「ホームドア乗り越え事故」連日発生 万全ではないホームドア
鉄道駅において、旅客が線路内へ転落するのを防止する策としてホームドアは有効に機能していますが、事故を根絶できるかといえば「No」。ホームドアを乗り越えての事故が発生しています。
事故ゼロにはできない
2022年12月7日(水)、ホームドアが設置されている都営三田線の志村三丁目駅(東京都板橋区)で人身事故が発生。翌8日(木)には、JR京浜東北線の北浦和駅(埼玉県さいたま市)でも同様の事故が起きました。いずれも関係者によると、旅客は故意にホームドアを乗り越えて線路内へ飛び込んでおり、列車と衝突して死亡したとのことです。
鉄道駅のホームドア。写真はイメージ(2021年11月、大藤碩哉撮影)。
ホームドアは、駅ホームから線路へ旅客が転落するのを防ぐ設備であり、都市部を中心に設置が進んでいます。設置環境などに応じていくつか種類はあるものの、一般的なタイプは、高さ1.4mほどのドアが横にスライドするタイプでしょう。
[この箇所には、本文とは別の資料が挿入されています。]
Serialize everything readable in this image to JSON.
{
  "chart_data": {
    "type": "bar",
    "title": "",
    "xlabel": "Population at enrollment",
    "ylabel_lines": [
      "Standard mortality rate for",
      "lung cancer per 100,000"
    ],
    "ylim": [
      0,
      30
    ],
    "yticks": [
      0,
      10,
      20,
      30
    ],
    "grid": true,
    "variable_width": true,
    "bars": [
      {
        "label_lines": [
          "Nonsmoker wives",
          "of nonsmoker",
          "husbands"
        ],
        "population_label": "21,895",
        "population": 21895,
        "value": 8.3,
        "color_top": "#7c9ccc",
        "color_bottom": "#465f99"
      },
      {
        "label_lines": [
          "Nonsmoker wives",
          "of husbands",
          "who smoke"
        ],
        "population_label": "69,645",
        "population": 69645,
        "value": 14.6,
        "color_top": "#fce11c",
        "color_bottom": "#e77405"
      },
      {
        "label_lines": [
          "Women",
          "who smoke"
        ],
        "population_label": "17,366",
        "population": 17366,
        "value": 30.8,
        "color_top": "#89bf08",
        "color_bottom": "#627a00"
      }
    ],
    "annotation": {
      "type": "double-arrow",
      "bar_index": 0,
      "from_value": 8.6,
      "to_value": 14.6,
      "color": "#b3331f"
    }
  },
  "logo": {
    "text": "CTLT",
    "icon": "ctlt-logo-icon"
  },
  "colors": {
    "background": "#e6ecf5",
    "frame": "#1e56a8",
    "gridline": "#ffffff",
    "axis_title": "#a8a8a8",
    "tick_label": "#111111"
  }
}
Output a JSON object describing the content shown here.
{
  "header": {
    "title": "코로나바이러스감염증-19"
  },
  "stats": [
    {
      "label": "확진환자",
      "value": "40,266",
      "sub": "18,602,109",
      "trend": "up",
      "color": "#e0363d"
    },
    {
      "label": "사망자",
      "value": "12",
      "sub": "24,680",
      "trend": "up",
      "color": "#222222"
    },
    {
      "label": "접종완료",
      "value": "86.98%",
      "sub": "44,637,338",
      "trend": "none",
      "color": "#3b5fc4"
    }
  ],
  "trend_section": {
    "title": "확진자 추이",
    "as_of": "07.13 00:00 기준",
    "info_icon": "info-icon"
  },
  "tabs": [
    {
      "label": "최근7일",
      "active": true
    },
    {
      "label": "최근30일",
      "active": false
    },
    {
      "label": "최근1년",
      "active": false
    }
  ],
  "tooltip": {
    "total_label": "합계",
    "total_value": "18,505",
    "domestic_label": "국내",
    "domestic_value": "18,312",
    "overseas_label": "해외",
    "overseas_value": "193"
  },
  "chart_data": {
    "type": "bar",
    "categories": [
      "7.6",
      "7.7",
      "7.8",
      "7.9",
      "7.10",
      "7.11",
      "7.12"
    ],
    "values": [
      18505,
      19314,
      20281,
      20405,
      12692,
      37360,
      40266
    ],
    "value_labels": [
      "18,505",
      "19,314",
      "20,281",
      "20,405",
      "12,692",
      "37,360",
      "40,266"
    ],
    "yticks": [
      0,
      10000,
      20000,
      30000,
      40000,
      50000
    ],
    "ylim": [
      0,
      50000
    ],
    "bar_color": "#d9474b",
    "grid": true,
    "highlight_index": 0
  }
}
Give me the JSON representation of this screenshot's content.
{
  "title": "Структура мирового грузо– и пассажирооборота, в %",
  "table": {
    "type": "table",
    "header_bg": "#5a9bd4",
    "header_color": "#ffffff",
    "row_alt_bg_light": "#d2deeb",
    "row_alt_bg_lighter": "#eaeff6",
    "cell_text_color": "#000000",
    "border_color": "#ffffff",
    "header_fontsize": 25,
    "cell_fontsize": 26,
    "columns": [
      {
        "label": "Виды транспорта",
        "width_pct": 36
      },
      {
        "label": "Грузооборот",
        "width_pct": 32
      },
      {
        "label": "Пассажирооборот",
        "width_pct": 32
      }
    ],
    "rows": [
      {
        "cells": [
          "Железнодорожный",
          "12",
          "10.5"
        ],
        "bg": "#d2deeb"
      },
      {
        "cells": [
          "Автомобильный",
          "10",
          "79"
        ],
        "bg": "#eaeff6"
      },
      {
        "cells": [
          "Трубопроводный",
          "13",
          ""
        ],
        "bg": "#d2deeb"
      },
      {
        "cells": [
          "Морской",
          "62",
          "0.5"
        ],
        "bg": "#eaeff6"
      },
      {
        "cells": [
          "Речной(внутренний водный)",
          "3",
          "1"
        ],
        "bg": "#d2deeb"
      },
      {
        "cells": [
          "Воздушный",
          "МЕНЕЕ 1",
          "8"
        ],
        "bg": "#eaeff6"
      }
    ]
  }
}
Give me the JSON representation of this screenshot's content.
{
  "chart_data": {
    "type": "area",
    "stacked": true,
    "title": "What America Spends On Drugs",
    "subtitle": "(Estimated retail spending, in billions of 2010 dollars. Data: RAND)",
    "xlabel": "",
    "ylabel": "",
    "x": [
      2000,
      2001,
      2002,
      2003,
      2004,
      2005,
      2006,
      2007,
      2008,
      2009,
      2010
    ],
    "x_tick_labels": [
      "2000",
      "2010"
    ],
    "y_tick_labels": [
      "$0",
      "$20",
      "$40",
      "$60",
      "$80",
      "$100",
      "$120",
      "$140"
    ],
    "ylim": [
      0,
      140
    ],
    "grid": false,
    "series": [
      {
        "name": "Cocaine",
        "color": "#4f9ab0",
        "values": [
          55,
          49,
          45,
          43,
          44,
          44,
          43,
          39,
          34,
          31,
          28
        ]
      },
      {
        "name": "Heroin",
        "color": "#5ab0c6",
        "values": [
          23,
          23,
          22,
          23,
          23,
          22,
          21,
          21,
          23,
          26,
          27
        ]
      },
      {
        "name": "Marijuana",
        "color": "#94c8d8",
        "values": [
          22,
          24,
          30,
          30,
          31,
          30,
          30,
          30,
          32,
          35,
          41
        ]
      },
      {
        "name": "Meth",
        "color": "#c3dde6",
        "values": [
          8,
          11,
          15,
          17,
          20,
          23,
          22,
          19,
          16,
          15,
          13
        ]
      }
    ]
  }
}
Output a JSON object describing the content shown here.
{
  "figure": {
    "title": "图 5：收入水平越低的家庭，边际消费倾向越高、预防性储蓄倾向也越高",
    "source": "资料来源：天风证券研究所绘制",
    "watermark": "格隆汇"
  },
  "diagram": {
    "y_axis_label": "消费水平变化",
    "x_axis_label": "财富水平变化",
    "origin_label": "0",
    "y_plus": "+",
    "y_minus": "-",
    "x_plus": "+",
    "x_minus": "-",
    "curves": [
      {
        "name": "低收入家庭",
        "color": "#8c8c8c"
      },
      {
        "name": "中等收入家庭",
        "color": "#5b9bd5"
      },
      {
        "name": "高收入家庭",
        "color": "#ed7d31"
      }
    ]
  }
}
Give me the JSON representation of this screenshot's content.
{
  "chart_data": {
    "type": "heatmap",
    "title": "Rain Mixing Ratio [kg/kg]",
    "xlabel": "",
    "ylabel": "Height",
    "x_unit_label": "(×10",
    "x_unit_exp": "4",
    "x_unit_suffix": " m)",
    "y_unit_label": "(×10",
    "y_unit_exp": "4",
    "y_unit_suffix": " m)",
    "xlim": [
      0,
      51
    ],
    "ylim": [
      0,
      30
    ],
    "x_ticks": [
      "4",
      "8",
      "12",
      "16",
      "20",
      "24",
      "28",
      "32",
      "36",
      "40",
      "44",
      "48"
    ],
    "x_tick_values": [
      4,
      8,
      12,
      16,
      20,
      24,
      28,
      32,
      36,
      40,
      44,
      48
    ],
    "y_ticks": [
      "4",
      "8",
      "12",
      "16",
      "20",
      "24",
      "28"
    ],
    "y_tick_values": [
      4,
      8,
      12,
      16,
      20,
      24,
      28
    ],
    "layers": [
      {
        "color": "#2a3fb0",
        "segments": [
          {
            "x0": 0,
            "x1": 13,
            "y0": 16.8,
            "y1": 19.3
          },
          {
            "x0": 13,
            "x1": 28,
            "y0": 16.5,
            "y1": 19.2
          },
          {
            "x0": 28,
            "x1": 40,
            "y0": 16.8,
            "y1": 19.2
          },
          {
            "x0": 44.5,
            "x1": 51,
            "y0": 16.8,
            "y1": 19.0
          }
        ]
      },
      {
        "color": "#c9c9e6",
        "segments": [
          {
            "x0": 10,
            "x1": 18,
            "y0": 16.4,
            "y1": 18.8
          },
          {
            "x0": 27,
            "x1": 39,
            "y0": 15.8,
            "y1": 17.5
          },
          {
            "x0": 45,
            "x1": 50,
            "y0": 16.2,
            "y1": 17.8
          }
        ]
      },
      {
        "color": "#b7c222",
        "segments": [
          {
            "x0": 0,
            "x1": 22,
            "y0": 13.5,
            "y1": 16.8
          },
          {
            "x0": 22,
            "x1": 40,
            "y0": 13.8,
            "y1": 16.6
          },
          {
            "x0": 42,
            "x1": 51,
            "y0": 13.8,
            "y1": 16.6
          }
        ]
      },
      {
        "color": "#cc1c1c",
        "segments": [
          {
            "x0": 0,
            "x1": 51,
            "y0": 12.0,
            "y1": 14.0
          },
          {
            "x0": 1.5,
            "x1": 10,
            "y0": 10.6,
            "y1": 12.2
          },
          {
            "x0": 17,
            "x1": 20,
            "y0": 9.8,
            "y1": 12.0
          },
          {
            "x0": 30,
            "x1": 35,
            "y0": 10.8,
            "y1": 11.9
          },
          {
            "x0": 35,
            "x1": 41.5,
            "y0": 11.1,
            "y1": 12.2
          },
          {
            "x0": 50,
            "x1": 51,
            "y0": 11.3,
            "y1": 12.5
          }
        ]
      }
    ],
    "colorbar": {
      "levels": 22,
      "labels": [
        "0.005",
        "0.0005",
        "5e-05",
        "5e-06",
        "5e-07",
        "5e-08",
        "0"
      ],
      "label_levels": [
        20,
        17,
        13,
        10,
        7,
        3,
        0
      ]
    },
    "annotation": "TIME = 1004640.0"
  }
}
ホームドアによる事故防止の効果は絶大で、例えば大手私鉄で初めて設置率100%(センサー付固定式ホーム柵を含む)を達成した東急電鉄では、設置率が42%だった2014(平成26)年度に131件の転落事故が発生していたのに対し、100%となった後の2020年度はわずか5件と、大幅に減少しています。しかしながら、裏を返せばホームドアが設置されていても事故は起きているのです。
先述の通り、ホームドアの役割は「線路内への転落防止」です。目の不自由な人や酔客が誤って転落することは防げますが、故意に乗り越えようとする人まで防ぐことはできません。東京メトロ南北線や新交通ゆりかもめのように、床から天井までを覆うフルスクリーンタイプのドアは存在しますが、耐荷重量による駅舎などの工事や設置費用を考慮すると、全ての駅で導入するのは非現実的です。
整備費、事業者だけでなく利用者も負担へ
そもそも日本でホームドアの設置が加速するきっかけとなったのも、JR山手線の目白駅(東京都豊島区)で2011(平成23)年1月に発生した、目の不自由な人の転落事故でした。翌2月からは国土交通省が「ホームドアの整備促進等に関する検討会」を開催し、8月には「1日の利用者数が10万人を超える駅には、ホームドアもしくは内方線付き点状ブロックの整備を優先して速やかに実施」するよう求めています。都市部を中心に、国や自治体の補助を得ながら少しずつホームドアは設置されていきました。
東京メトロ南北線の、フルスクリーン型のホームドア(2021年12月、大藤碩哉撮影)。
それから10年。国は利用者の負担を得ながら鉄道駅のバリアフリー化を進める「鉄道駅バリアフリー料金制度」を2021年12月に創設しました。運賃は値上げされるものの、その加算分はホームドア設置に活用できるというものです。2022年11月までに、JR東日本や西日本、東京メトロ、小田急電鉄、京阪電気鉄道、西日本鉄道など全国で16の鉄道事業者が適用申請をしています。
人身事故は、例え事業者側に非がなくとも、ひとたび列車が運休すれば社会に与える影響は大きいものです。利用者や沿線住民の信頼で成り立つ公共交通機関は、常に安定した輸送を実現するためにも、ホームドア設置により一層注力していくでしょう。